Com troca de farpas, continua o embate entre a Câmara e o prefeito José Eustáquio

por Ludmilla Bahia
02/09/2020 - 12h00

Patos Já - Com troca de farpas, continua o embate entre a Câmara e o prefeito José Eustáquio

O embate entre o legislativo e o o executivo patense continua. Após a denúncia com relação ao andamento da obra no bairro Padre Eustáquio, sobre a possíveis arbitrariedades cometidas pelo secretário de planejamento de Patos de Minas, Julio Cesar de Castro Fonseca, a Câmara de Vereadores instaurou uma CPI, composta por cinco vereadores, para investigar a situação. A comissão apontou irregularidades, e o vereador Francisco Frechiani, em reunião dia 20 de agosto, sugeriu que devido a falta de tomada de atitude do prefeito, que fosse aberto processo de cassação contra José Eustáquio.

Em reunião, o parlamentar propôs aos membros da CPI, que investigam denúncias contra o secretário de Planejamento, Júlio César, que devido à falta de providências da prefeitura, em não exonerá-lo conforme foi proposto, e também pela ausência de respostas, que fosse aberto processo de cassação contra José Eustáquio. Até mesmo para que, segundo Frechiani, cessassem as chacotas para com os membros do legislativo patense. O vereador ainda destacou que o prefeito não teria coragem de demitir o secretário Júlio César, por conta de apadrinhamento político.

Em resposta às colocações de Frechiani, o prefeito rebateu às críticas em ofício endereçado à câmara.Na nota, afirma ser “infundada a fala do vereador”. Diz ainda que o resultado da CPI deve ser apreciado e aprovado em Plenário. José Eustáquio critica ainda sobre quem enviou o ofício à prefeitura em 18 de agosto, que deveria ter sido pelo presidente da CPI, David Balla, e não o presidente da Câmara, Vicente de Paula. O texto também diz que pela lei, tem 30 dias para dar uma resposta, a partir do encaminhamento do relatório da CPI à Câmara. José Eustáquio afirma que essa análise inclusive já está passando por “avaliações jurídicas” e que vai se posicionar em momento oportuno até porque o secretário Júlio César está de férias.

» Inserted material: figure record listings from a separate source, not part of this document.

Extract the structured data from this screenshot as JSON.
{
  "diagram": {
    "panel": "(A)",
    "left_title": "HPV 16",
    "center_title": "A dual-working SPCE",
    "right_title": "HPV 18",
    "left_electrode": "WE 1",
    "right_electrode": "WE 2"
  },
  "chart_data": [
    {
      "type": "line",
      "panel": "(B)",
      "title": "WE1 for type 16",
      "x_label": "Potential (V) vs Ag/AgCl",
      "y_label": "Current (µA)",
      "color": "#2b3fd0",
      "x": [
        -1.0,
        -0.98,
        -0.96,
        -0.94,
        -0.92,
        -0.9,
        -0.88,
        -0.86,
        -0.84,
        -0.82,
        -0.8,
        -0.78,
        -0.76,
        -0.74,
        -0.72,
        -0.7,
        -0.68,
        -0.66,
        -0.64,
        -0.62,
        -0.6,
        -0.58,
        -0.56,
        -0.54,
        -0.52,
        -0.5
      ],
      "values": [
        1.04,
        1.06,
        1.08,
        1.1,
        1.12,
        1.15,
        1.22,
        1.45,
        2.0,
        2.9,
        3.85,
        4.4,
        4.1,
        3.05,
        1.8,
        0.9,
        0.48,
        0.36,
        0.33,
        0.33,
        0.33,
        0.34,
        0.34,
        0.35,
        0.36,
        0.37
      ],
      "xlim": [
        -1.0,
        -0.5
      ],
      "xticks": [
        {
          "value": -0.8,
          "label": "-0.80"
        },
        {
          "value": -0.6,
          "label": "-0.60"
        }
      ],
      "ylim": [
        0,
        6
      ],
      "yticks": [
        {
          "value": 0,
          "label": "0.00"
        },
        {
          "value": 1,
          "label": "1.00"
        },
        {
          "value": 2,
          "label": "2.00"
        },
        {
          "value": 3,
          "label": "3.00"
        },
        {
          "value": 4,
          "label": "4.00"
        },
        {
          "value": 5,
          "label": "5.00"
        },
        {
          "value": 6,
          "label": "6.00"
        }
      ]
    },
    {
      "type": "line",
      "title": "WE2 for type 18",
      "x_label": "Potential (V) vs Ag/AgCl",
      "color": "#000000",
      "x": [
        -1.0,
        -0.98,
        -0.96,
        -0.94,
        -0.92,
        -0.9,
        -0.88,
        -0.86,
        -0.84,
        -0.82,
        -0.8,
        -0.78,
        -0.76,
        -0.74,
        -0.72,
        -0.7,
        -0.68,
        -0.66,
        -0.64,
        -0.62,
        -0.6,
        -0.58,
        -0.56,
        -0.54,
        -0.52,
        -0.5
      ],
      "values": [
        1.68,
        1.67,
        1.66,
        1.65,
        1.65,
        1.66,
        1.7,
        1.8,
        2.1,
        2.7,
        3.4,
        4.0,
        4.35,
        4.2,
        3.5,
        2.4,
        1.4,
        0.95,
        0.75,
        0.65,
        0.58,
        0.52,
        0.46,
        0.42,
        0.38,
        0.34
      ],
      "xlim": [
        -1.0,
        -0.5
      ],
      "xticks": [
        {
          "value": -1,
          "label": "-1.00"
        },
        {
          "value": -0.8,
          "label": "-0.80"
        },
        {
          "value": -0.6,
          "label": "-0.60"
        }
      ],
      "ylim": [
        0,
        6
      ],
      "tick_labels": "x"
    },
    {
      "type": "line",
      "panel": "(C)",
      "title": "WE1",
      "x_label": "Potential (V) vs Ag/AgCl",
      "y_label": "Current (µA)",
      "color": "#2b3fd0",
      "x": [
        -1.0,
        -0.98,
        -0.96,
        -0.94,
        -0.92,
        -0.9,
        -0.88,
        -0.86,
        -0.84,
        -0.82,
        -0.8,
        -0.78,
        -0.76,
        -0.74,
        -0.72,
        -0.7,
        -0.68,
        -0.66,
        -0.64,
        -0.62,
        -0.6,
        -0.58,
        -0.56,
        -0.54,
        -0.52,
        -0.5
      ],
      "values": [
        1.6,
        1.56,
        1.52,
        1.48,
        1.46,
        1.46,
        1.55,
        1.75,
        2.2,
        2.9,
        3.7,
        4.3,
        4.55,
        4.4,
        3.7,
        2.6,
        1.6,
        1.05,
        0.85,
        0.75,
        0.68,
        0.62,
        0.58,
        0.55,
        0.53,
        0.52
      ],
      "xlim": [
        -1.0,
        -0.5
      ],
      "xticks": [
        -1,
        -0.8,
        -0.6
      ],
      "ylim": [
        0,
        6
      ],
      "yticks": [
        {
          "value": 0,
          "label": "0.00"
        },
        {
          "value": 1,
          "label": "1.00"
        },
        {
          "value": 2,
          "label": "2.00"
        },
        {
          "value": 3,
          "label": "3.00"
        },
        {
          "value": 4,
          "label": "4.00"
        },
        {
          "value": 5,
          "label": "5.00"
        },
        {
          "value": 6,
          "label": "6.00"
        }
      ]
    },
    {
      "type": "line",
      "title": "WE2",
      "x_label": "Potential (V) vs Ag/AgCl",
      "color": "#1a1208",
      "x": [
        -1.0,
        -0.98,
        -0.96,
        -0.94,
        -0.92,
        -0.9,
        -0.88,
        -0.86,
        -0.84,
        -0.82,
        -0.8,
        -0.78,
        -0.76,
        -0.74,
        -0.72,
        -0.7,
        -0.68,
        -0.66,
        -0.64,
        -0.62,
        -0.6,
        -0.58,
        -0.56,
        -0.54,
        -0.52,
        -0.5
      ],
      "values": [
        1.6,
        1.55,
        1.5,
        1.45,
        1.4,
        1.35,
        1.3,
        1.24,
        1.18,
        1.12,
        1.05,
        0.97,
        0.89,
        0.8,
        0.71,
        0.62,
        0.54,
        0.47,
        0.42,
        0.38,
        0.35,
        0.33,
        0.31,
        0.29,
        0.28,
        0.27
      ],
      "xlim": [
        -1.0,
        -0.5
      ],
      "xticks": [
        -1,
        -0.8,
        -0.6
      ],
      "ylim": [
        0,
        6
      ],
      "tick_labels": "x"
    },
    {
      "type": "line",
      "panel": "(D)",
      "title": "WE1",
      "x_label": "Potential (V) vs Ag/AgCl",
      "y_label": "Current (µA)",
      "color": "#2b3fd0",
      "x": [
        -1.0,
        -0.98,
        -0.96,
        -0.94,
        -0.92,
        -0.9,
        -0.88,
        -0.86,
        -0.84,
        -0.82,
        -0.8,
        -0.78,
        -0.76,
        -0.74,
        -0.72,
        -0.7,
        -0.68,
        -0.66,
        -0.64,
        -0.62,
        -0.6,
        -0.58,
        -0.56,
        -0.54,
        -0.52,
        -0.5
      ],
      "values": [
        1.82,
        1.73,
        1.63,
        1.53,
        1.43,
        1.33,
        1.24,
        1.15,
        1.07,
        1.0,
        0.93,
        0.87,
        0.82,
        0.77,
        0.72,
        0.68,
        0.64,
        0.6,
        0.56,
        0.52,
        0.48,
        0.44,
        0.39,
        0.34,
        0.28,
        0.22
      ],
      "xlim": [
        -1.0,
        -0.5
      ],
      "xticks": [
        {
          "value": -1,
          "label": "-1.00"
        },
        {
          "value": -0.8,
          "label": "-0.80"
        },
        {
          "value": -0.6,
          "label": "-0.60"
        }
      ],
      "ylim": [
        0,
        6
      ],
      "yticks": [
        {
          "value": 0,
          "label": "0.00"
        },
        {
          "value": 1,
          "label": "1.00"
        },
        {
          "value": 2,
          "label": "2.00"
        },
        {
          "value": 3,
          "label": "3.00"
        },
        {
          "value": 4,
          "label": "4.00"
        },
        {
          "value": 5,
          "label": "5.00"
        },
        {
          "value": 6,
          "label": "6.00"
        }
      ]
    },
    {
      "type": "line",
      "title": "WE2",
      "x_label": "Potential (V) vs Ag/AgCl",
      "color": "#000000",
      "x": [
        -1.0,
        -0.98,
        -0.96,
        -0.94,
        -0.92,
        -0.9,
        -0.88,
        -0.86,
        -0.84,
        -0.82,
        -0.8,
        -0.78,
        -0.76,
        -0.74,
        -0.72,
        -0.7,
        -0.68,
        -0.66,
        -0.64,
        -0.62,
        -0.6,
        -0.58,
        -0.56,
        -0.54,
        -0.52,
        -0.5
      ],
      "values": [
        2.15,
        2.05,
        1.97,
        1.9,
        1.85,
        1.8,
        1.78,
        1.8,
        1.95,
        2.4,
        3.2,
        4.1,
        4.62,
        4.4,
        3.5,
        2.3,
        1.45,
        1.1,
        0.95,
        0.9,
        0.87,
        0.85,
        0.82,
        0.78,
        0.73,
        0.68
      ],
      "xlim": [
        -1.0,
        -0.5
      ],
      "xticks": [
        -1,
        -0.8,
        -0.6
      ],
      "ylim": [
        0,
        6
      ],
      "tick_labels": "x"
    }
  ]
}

Em nota nessa terça-feira (1/9), o presidente da Câmara rebateu o prefeito José Eustáquio. Segundo Vicente de Paula, “que a fala do vereador, realizada individualmente não pode ser tomada como de toda a Câmara, composta por um presidente de 16 parlamentares. Mas que Frechiani tem assegurado até pela própria Constituição Federal, a liberdade de opinião, palavras e que isso pode não expressar o pensamento da maioria. Reforça que ainda não há nenhum pedido de cassação contra José Eustáquio.

Entretanto, o texto critica a postura do prefeito e afirma,“se o processo de investigação da CPI constatou ilegalidades por um subordinado do Prefeito, ele toma conhecimento e nada faz, abre-se a possibilidade de abertura do processo de cassação por qualquer cidadão, ou vereador. No caso de improbidade administrativa, não seria prudente aguardar o transcurso do prazo de 30 dias para exonerar um servidor com cargo comissionado”.

O texto ainda derruba outra argumento de José Eustáquio ao afirmar que a instalação das CPIs, e a sua conclusão, não dependem de autorização e nem da aprovação pelo plenário da Câmara Municipal”, segundo já foi até decidido pelo STF. Tanto é que “o relatório foi encaminhado ao Ministério Público, que o recebeu como prova válida, além de ser utilizado pela Justiça de Primeira Instância de Patos de Minas, para a concessão de uma medida liminar’.